Friday, March 24, 2006

Why did you turn out the lights, did you know that I was sleeping?

"Billy had a framed prayer on his office wall which expressed his method for keeping going, even though he was unenthusiastic about living." – Kurt Vonnegut, Slaughterhouse-Five.

Ok, kids. Quick show of hands. How many of you would say that you’re actually “enthusiastic” about living? Or that you know an abundance of people who could be classified as such? I can’t say I’d raise my hand to either of those statements... I, and as far as I can tell most of the people I know, are living because, well, that’s what we do, and hey, what’s the alternative. But enthusiastic? I’m not so sure.

So for those of you that do live enthusiastically, or know people who seem to, my question is this: from whence does such enthusiasm come? Unfortunately, Billy Pilgrim’s poem (“God grant me the serenity to accept the things I cannot change, courage to change the things I can, and wisdom always to tell the difference”) is now a cliché, and not particularly helpful in establishing a “method for keeping going” as far as I’m concerned. I mean, I do those things reasonably well. But is that really what keeps me going? I’m not so sure. Maybe the acceptance thing is key, as there are so many things I find inconceivable about this world that I guess if I couldn’t ultimately accept them as being outside of my control and move on, I’d probably have hung it up long ago.

But still. I guess that, when all is said and done, I’d really love to move from “acceptance” to “enthusiasm.” But once you’ve recognized the chasm and “accepted” it, is such a shift from one side to the other even possible?

Billy Pilgrim recognizes that among the things he cannot change are “the past, the present, and the future.”

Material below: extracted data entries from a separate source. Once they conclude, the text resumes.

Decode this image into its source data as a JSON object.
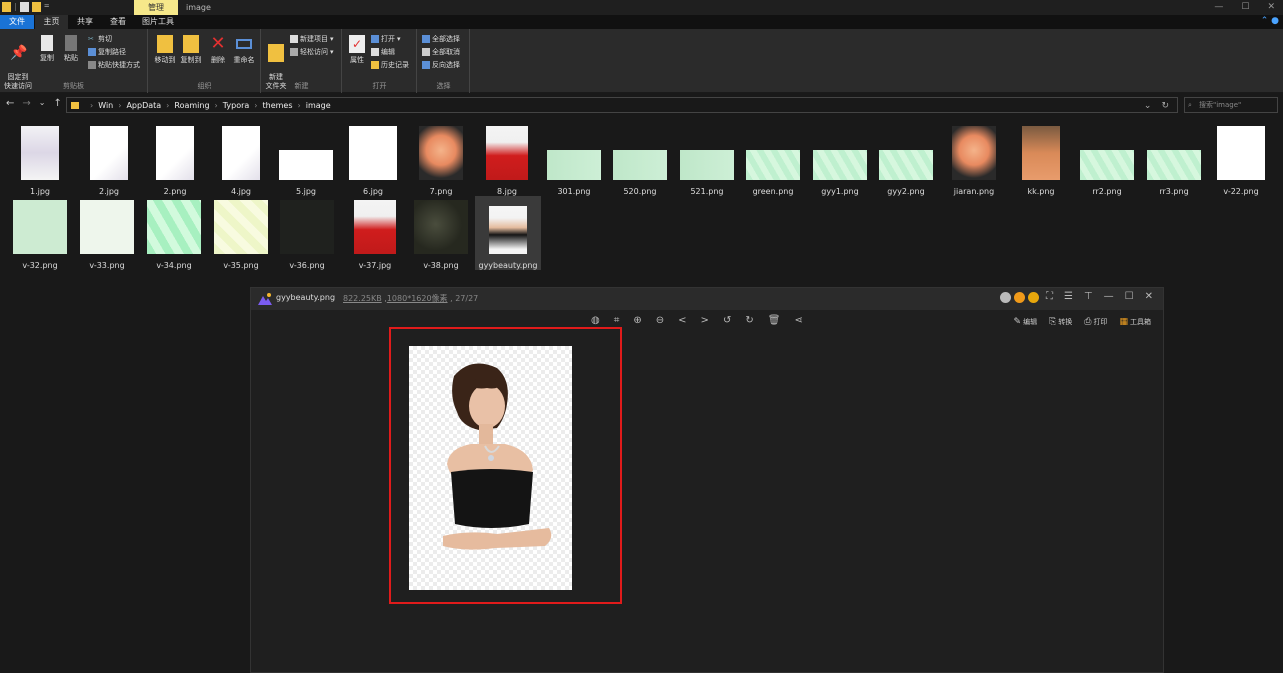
{
  "window": {
    "title": "image",
    "context_tab": "管理",
    "controls": [
      "—",
      "☐",
      "✕"
    ]
  },
  "menu": {
    "file": "文件",
    "home": "主页",
    "share": "共享",
    "view": "查看",
    "picture_tools": "图片工具"
  },
  "ribbon": {
    "pin": "固定到\n快速访问",
    "copy": "复制",
    "paste": "粘贴",
    "cut": "剪切",
    "copy_path": "复制路径",
    "paste_shortcut": "粘贴快捷方式",
    "clipboard_group": "剪贴板",
    "move_to": "移动到",
    "copy_to": "复制到",
    "delete": "删除",
    "rename": "重命名",
    "organize_group": "组织",
    "new_folder": "新建\n文件夹",
    "new_item": "新建项目",
    "easy_access": "轻松访问",
    "new_group": "新建",
    "properties": "属性",
    "open": "打开",
    "edit": "编辑",
    "history": "历史记录",
    "open_group": "打开",
    "select_all": "全部选择",
    "select_none": "全部取消",
    "invert_selection": "反向选择",
    "select_group": "选择"
  },
  "address": {
    "path": [
      "Win",
      "AppData",
      "Roaming",
      "Typora",
      "themes",
      "image"
    ],
    "search_placeholder": "搜索\"image\""
  },
  "files": [
    {
      "name": "1.jpg",
      "kind": "anime-white"
    },
    {
      "name": "2.jpg",
      "kind": "white-anime"
    },
    {
      "name": "2.png",
      "kind": "white-anime"
    },
    {
      "name": "4.jpg",
      "kind": "white-anime"
    },
    {
      "name": "5.jpg",
      "kind": "white-wide"
    },
    {
      "name": "6.jpg",
      "kind": "white"
    },
    {
      "name": "7.png",
      "kind": "anime-orange"
    },
    {
      "name": "8.jpg",
      "kind": "red-dress"
    },
    {
      "name": "301.png",
      "kind": "green-wide"
    },
    {
      "name": "520.png",
      "kind": "green-wide"
    },
    {
      "name": "521.png",
      "kind": "green-wide"
    },
    {
      "name": "green.png",
      "kind": "green-pattern"
    },
    {
      "name": "gyy1.png",
      "kind": "green-pattern"
    },
    {
      "name": "gyy2.png",
      "kind": "green-pattern"
    },
    {
      "name": "jiaran.png",
      "kind": "anime-orange"
    },
    {
      "name": "kk.png",
      "kind": "portrait-orange"
    },
    {
      "name": "rr2.png",
      "kind": "green-pattern"
    },
    {
      "name": "rr3.png",
      "kind": "green-pattern"
    },
    {
      "name": "v-22.png",
      "kind": "white"
    },
    {
      "name": "v-32.png",
      "kind": "green-solid"
    },
    {
      "name": "v-33.png",
      "kind": "pale"
    },
    {
      "name": "v-34.png",
      "kind": "green-hex"
    },
    {
      "name": "v-35.png",
      "kind": "yellow-pattern"
    },
    {
      "name": "v-36.png",
      "kind": "dark"
    },
    {
      "name": "v-37.jpg",
      "kind": "red-dress"
    },
    {
      "name": "v-38.png",
      "kind": "dark-photo"
    },
    {
      "name": "gyybeauty.png",
      "kind": "woman-black",
      "selected": true
    }
  ],
  "viewer": {
    "filename": "gyybeauty.png",
    "size": "822.25KB",
    "dimensions": "1080*1620像素",
    "index": "27/27",
    "edit": "编辑",
    "convert": "转换",
    "print": "打印",
    "toolbox": "工具箱"
  },
  "colors": {
    "accent": "#1a73d6",
    "context_tab": "#f6e88a",
    "highlight_box": "#e01b1b"
  }
}
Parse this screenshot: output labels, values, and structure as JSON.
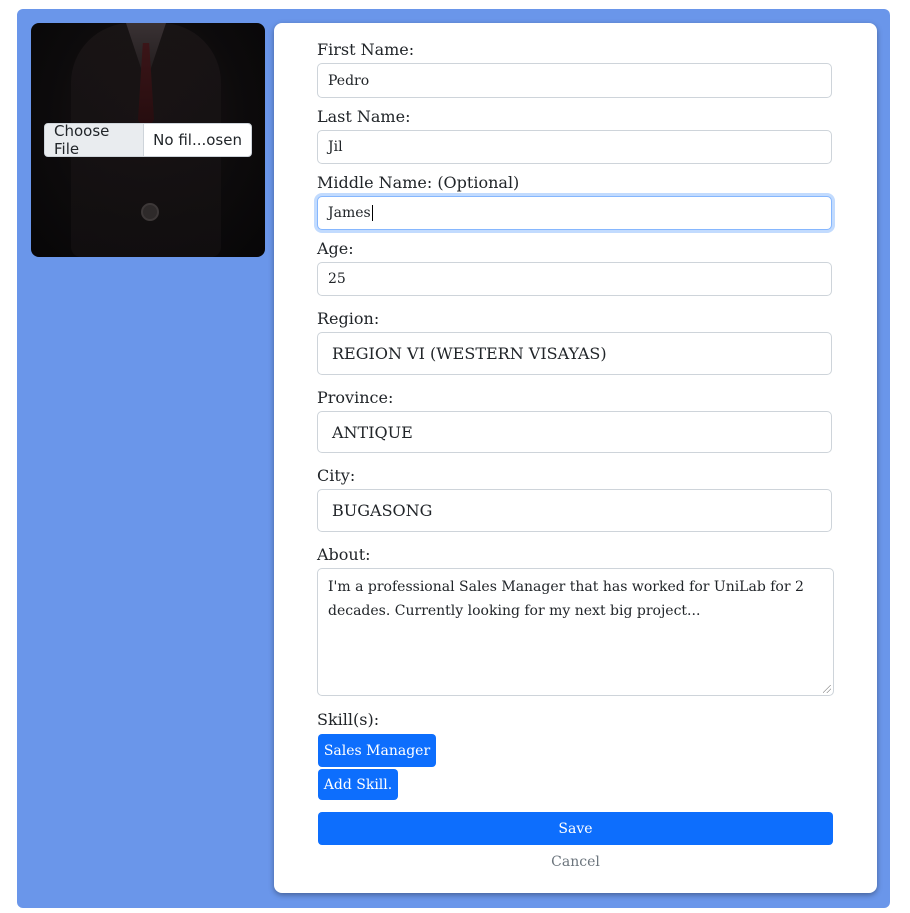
{
  "profile": {
    "file_input": {
      "button_label": "Choose File",
      "status": "No fil...osen"
    }
  },
  "form": {
    "first_name": {
      "label": "First Name:",
      "value": "Pedro"
    },
    "last_name": {
      "label": "Last Name:",
      "value": "Jil"
    },
    "middle_name": {
      "label": "Middle Name: (Optional)",
      "value": "James"
    },
    "age": {
      "label": "Age:",
      "value": "25"
    },
    "region": {
      "label": "Region:",
      "value": "REGION VI (WESTERN VISAYAS)"
    },
    "province": {
      "label": "Province:",
      "value": "ANTIQUE"
    },
    "city": {
      "label": "City:",
      "value": "BUGASONG"
    },
    "about": {
      "label": "About:",
      "value": "I'm a professional Sales Manager that has worked for UniLab for 2 decades. Currently looking for my next big project..."
    },
    "skills": {
      "label": "Skill(s):",
      "items": [
        "Sales Manager"
      ],
      "add_label": "Add Skill."
    },
    "save_label": "Save",
    "cancel_label": "Cancel"
  },
  "colors": {
    "background_panel": "#6a96ea",
    "primary_button": "#0d6efd",
    "focus_border": "#86b7fe"
  }
}
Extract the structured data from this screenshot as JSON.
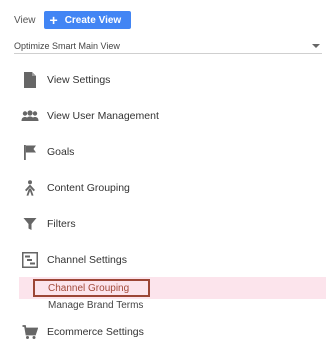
{
  "header": {
    "view_label": "View",
    "create_view_label": "Create View",
    "view_selector_value": "Optimize Smart Main View"
  },
  "nav": {
    "items": [
      {
        "label": "View Settings",
        "icon": "document-icon"
      },
      {
        "label": "View User Management",
        "icon": "users-icon"
      },
      {
        "label": "Goals",
        "icon": "flag-icon"
      },
      {
        "label": "Content Grouping",
        "icon": "person-walking-icon"
      },
      {
        "label": "Filters",
        "icon": "filter-icon"
      },
      {
        "label": "Channel Settings",
        "icon": "channel-settings-icon"
      },
      {
        "label": "Ecommerce Settings",
        "icon": "cart-icon"
      }
    ],
    "channel_sub_items": [
      {
        "label": "Channel Grouping",
        "active": true
      },
      {
        "label": "Manage Brand Terms",
        "active": false
      }
    ]
  },
  "colors": {
    "primary_button": "#4285f4",
    "active_sub_highlight": "#fce4ec",
    "active_sub_border": "#9c4636",
    "active_sub_text": "#a2493a",
    "icon_color": "#666666"
  }
}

Yeah. As far as I’m concerned that’s not true, and were I to accept it as such, that knowledge sure as hell wouldn’t keep me going...

6 Comments:

Blogger Robyn said...

My daughter is what causes my enthusiasm for life. I'm excited to raise her right so that one day I can sit back and watch her develop he rown life. I'm a happy person though, noones bullshit is enough to put a damper on my happiness. =)

12:32 PM  
Blogger Helen the Felon said...

My theory is that we best treat living like it's better that being dead, because it just might be. And if it's not, well...bonus. How's that for enthusiasm?

1:58 PM  
Blogger ~Manda said...

lol i like helen the felons idea! :)

A~

2:26 PM  
Anonymous Anonymous said...

Each year, after I stage my insanely elaborate birthday stage production, I inevitably hear a comment from one of my friends, how "Blood Ray is really one of those people who lives life to the fullest." I'm always pleased to hear such comments and do not doubt their sincerity, but I also know that the speaker doesn't have all the facts.

I love for things, not life. The upcoming film of Dreamgirls, getting tickets to a favorite show, planning a party. It's the those events coming up that keep me going, not the day to day minutiae. I keep going on despite the minutiae, not because of it.

At the risk of being too pithy for words (?), life is freakin' hard. There are days when it's easier than others, but for the most part, it's one jacked up mess that one has to wade through to get the weekend, or the end of the workday or the end of the year.

And I agree that Helen's way of looking at things is probably the easiest pill to swallow.

2:32 PM  
Blogger Nate said...

Maybe I'm delusional, but I love life. As a young man, I loved Clarence Darrow who in his autobiography wrote that while he will undoubtably with his last breath try to draw another he is intellectually convinced that life is not worth living. That was my favorite quote for years.

I was 20 then and 50 now and I enjoy my life. That doesn't mean there are not bad times, tough times, depressing times. But the people I work with can vouch for the fact that I enjoy life and the cool thing is - to some degree it is infectious. And anyone who reads my blog knows that this is anything but the best of times.

I just listened to Slaughterhouse 5 in the car a few weeks ago - had forgotten how wonderful it was.

Robyn - I have six kids - You have it right.

5:14 PM  
Anonymous Anonymous said...

Congratulations, my dear P/O. I've officially thought about this post almost every day since I first read it, but I just cannot seem to come up with a pithy comment that encapsulates my feelings on the subject. So be prepared -- for our next coffee date we will discuss pottery and enthusiasm for life (or lack thereof, as the case may be).